Today, Coles-Moultrie Electric Cooperative (CMEC) has over 9,500 members and an electrical distribution system spanning over 1,900 miles. CMEC serves residents in Coles, Clark, Cumberland, Douglas, Edgar, Moultrie, Piatt and Shelby counties. In addition, CMEC also serves 850 small commercial business and large commercial accounts such as Lake Land College, Sarah Bush Health Center, Mattoon Precision, and Mid State Tank.
As the demand for electricity increases, the potential to negatively impact avian populations grows. With the help of Douglas-Hart Nature Center, Lake Land College, and Eastern Illinois University, CMEC has developed an extensive Avian Protection Plan (APP) to help protect, study and understand avian interactions with power lines.
Birds such as hawks, eagles, owls, osprey and ravens commonly use utility structures for perching, roosting, hunting and nesting. These behaviors are especially common in CMEC’s service area, since most of our territory is covered with farm land. Farming reduces forested land cover and thus makes natural perching habitats for birds few and far between. With no natural place to perch, birds resort to using utility poles and lines for perches. Depending on the bird’s size, age, and other factors, this type of behavior can be problematic.
While it is safe for most birds to perch on power-lines, larger birds (such as those listed above) are at a higher risk for electrocution. Due to their size, larger birds have a higher chance of contacting two parts of a power pole at the same time that have a difference in electric potential. This difference in potential is what electrocutes a bird. Even if a bird bridges a connection between an energized line and a non-energized line, the difference in potential is still there and the bird will be electrocuted. Typically, birds bridge a connection when they fly off of the pole, or when land on the pole; sometimes this can result in an outage.

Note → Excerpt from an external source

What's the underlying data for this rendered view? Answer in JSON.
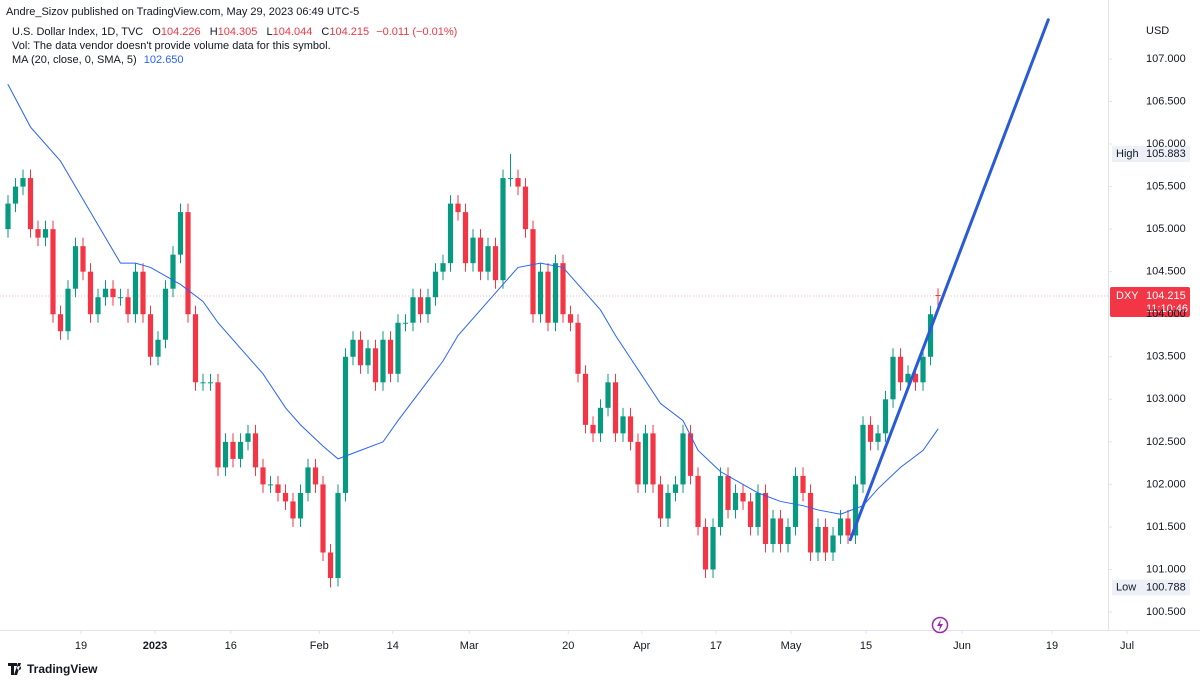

Many techniques have been developed to help protect avian species from power utilities. One common method is to use special plastic caps on equipment to prevent a bird from touching multiple conductors at once. Additionally, there are also various types of insulators that can be installed on energized wires to prevent contact with the lines. Another frequently used method is to widen the distance between equipment on the poles; a good example of this is adding wider cross arms.
In addition to being electrocuted, birds can also be injured by colliding into power lines when they are flying. Although collisions are rare, they happen most in areas near water, and typically affect ducks, swans, geese, pelicans and other large water birds. A common method to prevent collisions is to make the lines more visible with specially painted devices.
Reporting a Bird Sighting
To report a bird sighting, use the map to pinpoint the location of the sighting. On your mobile device, press for a few seconds on the location until you see a dialog box appear (desktop users can right-click to bring up this dialog box). From there, enter the type of bird. You can also leave your phone number if you would like a follow-up call from CMEC.
If you would like to report a dead bird and do not want to use our online reporting tool you can contact us directly:
A large part of protecting local bird populations is understanding where birds are being electrocuted. By filling a report with us, you allow us to better understand how local birds are interacting with our lines. Additionally, your report will help contribute to ongoing scientific research, both nationally and locally.
What happens after a report is sent?
After a bird has been reported through CMEC’s website, a CMEC representative will be notified and a CMEC employee will come out to collect information on the bird. Under no circumstances, should you move the bird! If the user provides a phone number with their report, they may be contacted and asked a couple of additional questions. From there, the appropriate agencies will be contacted and the bird will be removed from the site. The information collected will be processed and included in future analysis.
Frequently Asked Questions
If you find a dead bird near a power line please do not move it! Instead contact our office (217-235-0341) or use our interactive web map to mark the location of the bird.
CMEC uses a GIS (Geographic Information Systems) computer model to display, store, edit, and analyze information about avian populations and our electrical system. Using the GIS allows us to map trends in bird deaths as well as bird sightings that are near our lines.